Reperti archeologici accatastati ad ammuffire in scantinati semidiroccati? «Falsità che offendono prima di tutto chi lavora alla conservazione di un patrimonio di enorme valore». L’assessore alla Cultura Erminia Perbellini replica piccata alle accuse piovute dal maggiore quotidiano italiano. E nel pomeriggio, a sorpresa, apre le porte a giornalisti e fotografi dei locali dell’ex palazzina comando dell’Arsenale, dove sono depositati centinaia di migliaia di resti.

«Non mi arrabbio quasi mai, ma di fronte a certe affermazioni non posso non indignarmi» esclama l’assessore. Sulla sua scrivania è aperto a pagina 23 il Corriere della Sera, con un articolo di fuoco, a firma Gian Antonio Stella, iniziato in prima pagina. Il titolo non lascia spazio a dubbi: «La preistoria finita in magazzino». Vi si descrive un «panorama indecoroso». Una situazione, a detta del quotidiano milanese, nata dalla vendita e successivo sgombero dei palazzi storici, Castel San Pietro e palazzo Gobetti in cui gli antichi reperti erano conservati. «Un panorama indecoroso. Che insulta», scrive Stella, «la ricchezza del nostro patrimonio e ci espone al sarcasmo di tutti quei musei del mondo che farebbero pazzie per avere una fetta di questa nostra torta lasciata andare a male». Il riferimento è alle centinaia di selci che misteriosamente hanno assunto un colore bluastro dopo il trasloco. Un vero e proprio giallo. Tanto che Comune e Soprintendenza, dopo aver messo all’opera i laboratori delle università di Trento e Firenze, hanno deciso di rivolgersi ai carabinieri del nucleo di tutela del patrimonio culturale, che potranno avvalersi delle sofisticate attrezzature del Ris di Parma.
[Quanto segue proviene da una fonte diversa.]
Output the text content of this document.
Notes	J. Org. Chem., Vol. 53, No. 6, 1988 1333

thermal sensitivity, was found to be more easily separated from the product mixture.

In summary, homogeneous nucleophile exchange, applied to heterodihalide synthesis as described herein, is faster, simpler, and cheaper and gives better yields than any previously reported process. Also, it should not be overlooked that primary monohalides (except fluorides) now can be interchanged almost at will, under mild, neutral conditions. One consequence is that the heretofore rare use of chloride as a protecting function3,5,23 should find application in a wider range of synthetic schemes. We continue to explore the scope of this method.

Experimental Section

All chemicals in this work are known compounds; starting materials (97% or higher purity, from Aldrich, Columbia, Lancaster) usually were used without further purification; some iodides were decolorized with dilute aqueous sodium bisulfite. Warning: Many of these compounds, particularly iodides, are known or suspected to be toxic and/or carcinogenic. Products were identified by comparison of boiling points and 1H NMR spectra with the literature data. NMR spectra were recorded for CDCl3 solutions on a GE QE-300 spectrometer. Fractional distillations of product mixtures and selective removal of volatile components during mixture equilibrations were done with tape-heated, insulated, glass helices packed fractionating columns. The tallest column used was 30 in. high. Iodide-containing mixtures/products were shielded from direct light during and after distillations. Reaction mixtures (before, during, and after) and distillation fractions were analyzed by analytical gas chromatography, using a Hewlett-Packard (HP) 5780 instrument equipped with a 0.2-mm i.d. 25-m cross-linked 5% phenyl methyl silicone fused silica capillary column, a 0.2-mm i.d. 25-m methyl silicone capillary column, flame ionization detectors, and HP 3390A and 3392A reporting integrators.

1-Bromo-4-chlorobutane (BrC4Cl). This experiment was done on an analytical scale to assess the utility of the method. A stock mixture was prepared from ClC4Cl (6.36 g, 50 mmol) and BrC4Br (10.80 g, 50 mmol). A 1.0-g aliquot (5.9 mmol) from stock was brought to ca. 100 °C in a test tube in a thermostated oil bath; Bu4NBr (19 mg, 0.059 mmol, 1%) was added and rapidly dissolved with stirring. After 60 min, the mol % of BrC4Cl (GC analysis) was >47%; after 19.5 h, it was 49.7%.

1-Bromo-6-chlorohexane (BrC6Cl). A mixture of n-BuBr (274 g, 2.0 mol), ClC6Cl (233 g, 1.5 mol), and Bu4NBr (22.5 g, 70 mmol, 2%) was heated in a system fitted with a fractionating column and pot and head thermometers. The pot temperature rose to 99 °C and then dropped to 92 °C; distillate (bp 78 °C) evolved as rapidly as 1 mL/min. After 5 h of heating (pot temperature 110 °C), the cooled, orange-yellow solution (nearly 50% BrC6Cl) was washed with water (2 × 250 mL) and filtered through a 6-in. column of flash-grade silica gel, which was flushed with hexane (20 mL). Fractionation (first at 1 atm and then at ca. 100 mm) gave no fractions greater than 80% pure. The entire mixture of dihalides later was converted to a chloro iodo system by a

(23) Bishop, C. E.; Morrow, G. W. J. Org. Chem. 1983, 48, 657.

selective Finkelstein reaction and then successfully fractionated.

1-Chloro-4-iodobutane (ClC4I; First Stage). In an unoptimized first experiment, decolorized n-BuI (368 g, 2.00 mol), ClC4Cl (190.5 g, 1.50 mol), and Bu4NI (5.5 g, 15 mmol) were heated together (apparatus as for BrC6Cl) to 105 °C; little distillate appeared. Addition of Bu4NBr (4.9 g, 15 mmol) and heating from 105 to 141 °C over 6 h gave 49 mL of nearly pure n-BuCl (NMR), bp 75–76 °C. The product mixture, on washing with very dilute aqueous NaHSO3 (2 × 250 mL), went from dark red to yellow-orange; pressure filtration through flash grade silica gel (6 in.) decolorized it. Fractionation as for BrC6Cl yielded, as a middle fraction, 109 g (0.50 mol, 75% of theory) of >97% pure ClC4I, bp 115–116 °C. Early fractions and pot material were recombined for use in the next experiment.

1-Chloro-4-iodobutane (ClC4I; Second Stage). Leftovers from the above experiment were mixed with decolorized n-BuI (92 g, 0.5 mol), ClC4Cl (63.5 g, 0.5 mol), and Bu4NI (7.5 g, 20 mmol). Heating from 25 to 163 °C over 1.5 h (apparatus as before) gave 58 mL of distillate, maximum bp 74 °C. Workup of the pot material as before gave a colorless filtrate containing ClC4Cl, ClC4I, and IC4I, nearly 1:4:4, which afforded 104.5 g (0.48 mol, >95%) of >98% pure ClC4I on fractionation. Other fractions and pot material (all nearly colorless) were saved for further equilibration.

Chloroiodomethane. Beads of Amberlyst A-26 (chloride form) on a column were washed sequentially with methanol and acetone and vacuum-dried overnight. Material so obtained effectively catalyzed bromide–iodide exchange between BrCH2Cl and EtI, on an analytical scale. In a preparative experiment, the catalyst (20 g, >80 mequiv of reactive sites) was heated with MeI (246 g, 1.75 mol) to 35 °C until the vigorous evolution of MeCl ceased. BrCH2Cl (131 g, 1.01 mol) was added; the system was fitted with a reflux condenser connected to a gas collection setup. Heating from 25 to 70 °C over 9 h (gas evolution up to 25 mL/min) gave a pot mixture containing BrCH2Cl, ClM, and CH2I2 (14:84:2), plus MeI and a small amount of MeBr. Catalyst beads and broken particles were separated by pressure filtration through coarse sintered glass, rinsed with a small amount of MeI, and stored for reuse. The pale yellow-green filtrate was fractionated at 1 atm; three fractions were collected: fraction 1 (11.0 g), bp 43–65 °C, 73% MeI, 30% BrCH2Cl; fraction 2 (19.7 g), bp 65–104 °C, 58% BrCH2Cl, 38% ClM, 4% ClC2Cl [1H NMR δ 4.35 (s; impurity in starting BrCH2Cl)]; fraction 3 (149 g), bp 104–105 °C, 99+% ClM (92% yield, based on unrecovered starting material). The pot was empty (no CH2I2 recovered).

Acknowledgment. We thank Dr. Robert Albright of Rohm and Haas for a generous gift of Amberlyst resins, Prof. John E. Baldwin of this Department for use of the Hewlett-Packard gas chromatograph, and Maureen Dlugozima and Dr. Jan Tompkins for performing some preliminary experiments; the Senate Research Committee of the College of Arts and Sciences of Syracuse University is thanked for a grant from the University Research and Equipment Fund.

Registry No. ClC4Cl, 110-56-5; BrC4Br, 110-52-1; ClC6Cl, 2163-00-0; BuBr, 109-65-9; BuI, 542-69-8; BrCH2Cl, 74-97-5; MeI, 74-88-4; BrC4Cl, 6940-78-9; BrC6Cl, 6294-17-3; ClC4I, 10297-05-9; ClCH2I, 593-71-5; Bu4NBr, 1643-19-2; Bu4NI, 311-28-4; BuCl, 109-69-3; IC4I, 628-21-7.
«Il fatto più curioso», osserva Nicoletta Martinelli, tecnico della sezione preistoria del Museo di storia naturale, «è la rapidità del fenomeno, visto che nel giugno del 2009 non presentavano alcuna anomalia. Ci risulta che sia il primo caso al mondo e la cosa è tanto più strana in quanto le selci sono il tipo di reperti che danno meno preoccupazioni... siamo davanti ad un inedito problema di conservazione che diventerà oggetto di interesse scientifico». L’assessore allarga le braccia. «Perché ci siamo rivolti ai carabinieri? In questi casi non bisogna scartare nessuna ipotesi». Neppure che il danneggiamento sia stato intenzionale, quindi. Le analisi di laboratorio hanno trovato tracce di idrocarburi. Ma le stanze in cui sono conservati i reperti sono protette da sistemi di allarme i cui codici di accesso sono in possesso solo dei responsabili del museo.
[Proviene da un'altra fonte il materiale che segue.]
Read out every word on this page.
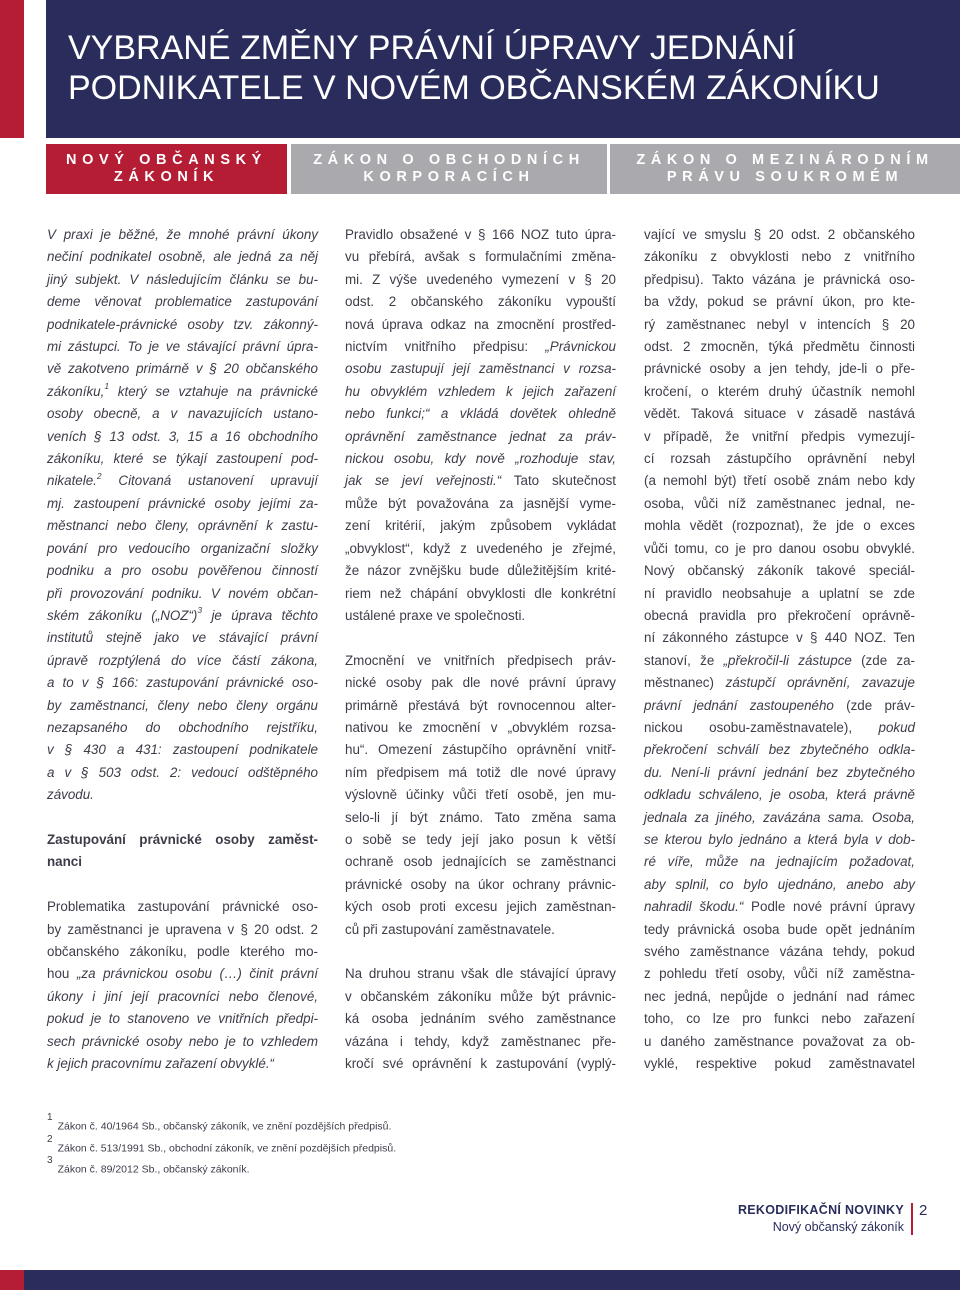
VYBRANÉ ZMĚNY PRÁVNÍ ÚPRAVY JEDNÁNÍ
PODNIKATELE V NOVÉM OBČANSKÉM ZÁKONÍKU
NOVÝ OBČANSKÝ
ZÁKONÍK
ZÁKON O OBCHODNÍCH
KORPORACÍCH
ZÁKON O MEZINÁRODNÍM
PRÁVU SOUKROMÉM

V praxi je běžné, že mnohé právní úkony
nečiní podnikatel osobně, ale jedná za něj
jiný subjekt. V následujícím článku se bu-
deme věnovat problematice zastupování
podnikatele-právnické osoby tzv. zákonný-
mi zástupci. To je ve stávající právní úpra-
vě zakotveno primárně v § 20 občanského
zákoníku,$^1$ který se vztahuje na právnické
osoby obecně, a v navazujících ustano-
veních § 13 odst. 3, 15 a 16 obchodního
zákoníku, které se týkají zastoupení pod-
nikatele.$^2$ Citovaná ustanovení upravují
mj. zastoupení právnické osoby jejími za-
městnanci nebo členy, oprávnění k zastu-
pování pro vedoucího organizační složky
podniku a pro osobu pověřenou činností
při provozování podniku. V novém občan-
ském zákoníku („NOZ“)$^3$ je úprava těchto
institutů stejně jako ve stávající právní
úpravě rozptýlená do více částí zákona,
a to v § 166: zastupování právnické oso-
by zaměstnanci, členy nebo členy orgánu
nezapsaného do obchodního rejstříku,
v § 430 a 431: zastoupení podnikatele
a v § 503 odst. 2: vedoucí odštěpného
závodu.

Zastupování právnické osoby zaměst-
nanci

Problematika zastupování právnické oso-
by zaměstnanci je upravena v § 20 odst. 2
občanského zákoníku, podle kterého mo-
hou „za právnickou osobu (…) činit právní
úkony i jiní její pracovníci nebo členové,
pokud je to stanoveno ve vnitřních předpi-
sech právnické osoby nebo je to vzhledem
k jejich pracovnímu zařazení obvyklé.“

Pravidlo obsažené v § 166 NOZ tuto úpra-
vu přebírá, avšak s formulačními změna-
mi. Z výše uvedeného vymezení v § 20
odst. 2 občanského zákoníku vypouští
nová úprava odkaz na zmocnění prostřed-
nictvím vnitřního předpisu: „Právnickou
osobu zastupují její zaměstnanci v rozsa-
hu obvyklém vzhledem k jejich zařazení
nebo funkci;“ a vkládá dovětek ohledně
oprávnění zaměstnance jednat za práv-
nickou osobu, kdy nově „rozhoduje stav,
jak se jeví veřejnosti.“ Tato skutečnost
může být považována za jasnější vyme-
zení kritérií, jakým způsobem vykládat
„obvyklost“, když z uvedeného je zřejmé,
že názor zvnějšku bude důležitějším krité-
riem než chápání obvyklosti dle konkrétní
ustálené praxe ve společnosti.

Zmocnění ve vnitřních předpisech práv-
nické osoby pak dle nové právní úpravy
primárně přestává být rovnocennou alter-
nativou ke zmocnění v „obvyklém rozsa-
hu“. Omezení zástupčího oprávnění vnitř-
ním předpisem má totiž dle nové úpravy
výslovně účinky vůči třetí osobě, jen mu-
selo-li jí být známo. Tato změna sama
o sobě se tedy její jako posun k větší
ochraně osob jednajících se zaměstnanci
právnické osoby na úkor ochrany právnic-
kých osob proti excesu jejich zaměstnan-
ců při zastupování zaměstnavatele.

Na druhou stranu však dle stávající úpravy
v občanském zákoníku může být právnic-
ká osoba jednáním svého zaměstnance
vázána i tehdy, když zaměstnanec pře-
kročí své oprávnění k zastupování (vyplý-

vající ve smyslu § 20 odst. 2 občanského
zákoníku z obvyklosti nebo z vnitřního
předpisu). Takto vázána je právnická oso-
ba vždy, pokud se právní úkon, pro kte-
rý zaměstnanec nebyl v intencích § 20
odst. 2 zmocněn, týká předmětu činnosti
právnické osoby a jen tehdy, jde-li o pře-
kročení, o kterém druhý účastník nemohl
vědět. Taková situace v zásadě nastává
v případě, že vnitřní předpis vymezují-
cí rozsah zástupčího oprávnění nebyl
(a nemohl být) třetí osobě znám nebo kdy
osoba, vůči níž zaměstnanec jednal, ne-
mohla vědět (rozpoznat), že jde o exces
vůči tomu, co je pro danou osobu obvyklé.
Nový občanský zákoník takové speciál-
ní pravidlo neobsahuje a uplatní se zde
obecná pravidla pro překročení oprávně-
ní zákonného zástupce v § 440 NOZ. Ten
stanoví, že „překročil-li zástupce (zde za-
městnanec) zástupčí oprávnění, zavazuje
právní jednání zastoupeného (zde práv-
nickou osobu-zaměstnavatele), pokud
překročení schválí bez zbytečného odkla-
du. Není-li právní jednání bez zbytečného
odkladu schváleno, je osoba, která právně
jednala za jiného, zavázána sama. Osoba,
se kterou bylo jednáno a která byla v dob-
ré víře, může na jednajícím požadovat,
aby splnil, co bylo ujednáno, anebo aby
nahradil škodu.“ Podle nové právní úpravy
tedy právnická osoba bude opět jednáním
svého zaměstnance vázána tehdy, pokud
z pohledu třetí osoby, vůči níž zaměstna-
nec jedná, nepůjde o jednání nad rámec
toho, co lze pro funkci nebo zařazení
u daného zaměstnance považovat za ob-
vyklé, respektive pokud zaměstnavatel

$^1$Zákon č. 40/1964 Sb., občanský zákoník, ve znění pozdějších předpisů.
$^2$Zákon č. 513/1991 Sb., obchodní zákoník, ve znění pozdějších předpisů.
$^3$Zákon č. 89/2012 Sb., občanský zákoník.
REKODIFIKAČNÍ NOVINKY
Nový občanský zákoník
2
Angelo Brugnoli, responsabile dei servizi del Museo di storia naturale, mostra le tre grandi stanze al piano terra dedicate alla preistoria, alla geologia e paleontologia e alla zoologia. I locali con i materiali biologici sono climatizzati per mantenere costante la temperatura. I pezzi sono collocati in scaffali, armadi e speciali contenitori ermeticamente chiusi, attrezzature costate circa 100mila euro. Al piano superiore, dove si trovano anche gli uffici, il tecnico responsabile della sezione botanica Francesco Di Carlo mostra le teche contenenti 260mila campioni. «Il primo erbario per importanza in Italia a livello di musei civici», sottolinea. Per eliminare parassiti e larve che li distruggerebbero in poco tempo, a rotazione i vegetali vengono messi in freezer a meno 40 gradi. Allo stesso piano ci sono anche le collezioni preistoriche risalenti a ritrovamenti degli ultimi decenni. C’è anche uno scheletro recuperato nella necropoli di Franzine Nuove, dell’Età del bronzo. «Tutto materiale già elencato e catalogato che con il trasloco abbiamo sottoposto a verifica e revisione» fa sapere Nicoletta Martinelli.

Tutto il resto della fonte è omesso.